待到了大门口一瞧,习若云就乐了,这一位不正是她之前去打听过,想要给楚二医“疯病”的那位老先生么。
好在她当日带着锥帽,又特意压低了声音,所以她认出了那老大夫,对方却不识得她。
路上先是路过了闹市,街边吆喝声络绎不绝。这让习若云有充分的借口不断停车,叫丫头下去买些小玩意儿和零嘴上来——
她同栾绣锦计划着今日去了之后在庄子住一晚,明日去庄园内的花田游玩,然后打道回府。疯子和为了母亲祈福的人当然是不好跟着出去玩耍的,于是明日她定然见不到那两位碍眼之人。
若是她们今儿在路上耽搁的时间越多,和那两个碍眼之人相处的时间便越少。
而栾绣锦本也是找借口出来顽的,于是也乐得如此,一行人走走停停,等出了城,已经过了晌午。
城外的路上行人渐渐少了,习若云颠簸了半路,有些昏昏欲睡。半梦半醒之间,感觉到马车晃了一下,约是转了弯。突然有马蹄声从旁边掠过,速度很快。
习若云心念一动,如果没记错的话,如今左右的田地,已经都是侯府的产业了,路的尽头便是别院,来往的若非走错了路,定然就是昌平侯府的人。
而栾绣锦和她一样诧异,若是侯府有别人也来,怎地不结伴同行?
二人正狐疑着,车已经停了,撩开帘子下车后,只见正有下人牵着几匹骏马要带下去。栾绣锦忙问:“这是谁来了?”
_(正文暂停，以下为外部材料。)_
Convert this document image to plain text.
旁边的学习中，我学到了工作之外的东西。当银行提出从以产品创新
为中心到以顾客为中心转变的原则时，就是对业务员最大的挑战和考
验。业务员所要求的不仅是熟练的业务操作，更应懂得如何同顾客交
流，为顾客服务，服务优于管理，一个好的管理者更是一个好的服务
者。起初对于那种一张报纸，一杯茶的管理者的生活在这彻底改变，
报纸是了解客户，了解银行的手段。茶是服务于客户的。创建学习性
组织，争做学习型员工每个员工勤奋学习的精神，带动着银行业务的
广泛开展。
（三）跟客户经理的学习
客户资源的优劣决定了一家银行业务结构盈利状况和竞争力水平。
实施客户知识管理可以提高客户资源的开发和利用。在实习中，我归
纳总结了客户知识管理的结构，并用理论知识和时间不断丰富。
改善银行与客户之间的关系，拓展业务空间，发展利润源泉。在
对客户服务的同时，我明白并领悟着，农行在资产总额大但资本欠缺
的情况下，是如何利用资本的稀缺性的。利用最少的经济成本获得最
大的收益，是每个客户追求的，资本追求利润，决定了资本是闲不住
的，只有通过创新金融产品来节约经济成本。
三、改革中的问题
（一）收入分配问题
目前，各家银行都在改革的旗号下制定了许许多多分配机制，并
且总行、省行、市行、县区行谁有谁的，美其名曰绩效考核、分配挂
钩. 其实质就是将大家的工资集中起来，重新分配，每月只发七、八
那下人回道:“是世子爷带着一位同僚,说是游猎回来的比计划晚了些,打算在庄子里宿一晚。”
哦,这倒也是个好理由。
不过做丈夫的,有家不回,而且一应行程妻子全然不知,怎么看怎么别扭。
栾绣锦面色也不好看,习若云心内叹了口气,跟着她一同去了正堂,刚好赶上一身布衣的楚莲心从偏院过来打算接待贵客。在门口老远见了她二人,笑着过来亲亲热热地挽了栾绣锦的手臂。
“可巧了,没想到今儿大哥也过来,我方才听人说还稀奇,果然你们想事情都能想到一处,不愧是夫妻。”
栾绣锦听了这话面色稍霁,习若云将这一幕看在眼中,心内啐了一口。
进了正堂后,见楚凌风身着暗红色胡服,和一个穿着铁灰色衣衫,面色冷峻的男子正在聊天。
“……”这不是前日刚见过的那位五皇子吗?
楚凌风见到栾绣锦,眼中闪过一丝慌乱,看向楚莲心的时候目光中带了责备之意,但这情绪转瞬即逝,很快便又换上爽朗的笑容,起身互相引荐了几人,并介绍身边的那位五皇子为穆公子。
大夏皇室复姓慕容,看来他是不愿表露自己的真实身份。
习若云眼光在几人身上扫过,心道这对“苦命鸳鸯”也挺有趣,楚莲心早是接到过消息,知道栾绣锦今日要来的,定然是特意瞒着没告诉楚凌风,便是要让这夫妻撞上,也不知道是图什么。
至于楚凌风,他来见姘头,还要拖着个旁人,且这旁人是位皇子,这思路也是令人捉摸不透。
而就在她似笑非笑地琢磨这些人之间的关系时,一道如鹰般锐利的眼神便落在了身上。
五皇子在习若云抬眼对上了他的视线后,笑着道:“习姑娘,前日咱们还见过一面,真是有缘。”
“……”您老人家贵人事忙,倒是把路过的姑娘记得够清楚啊。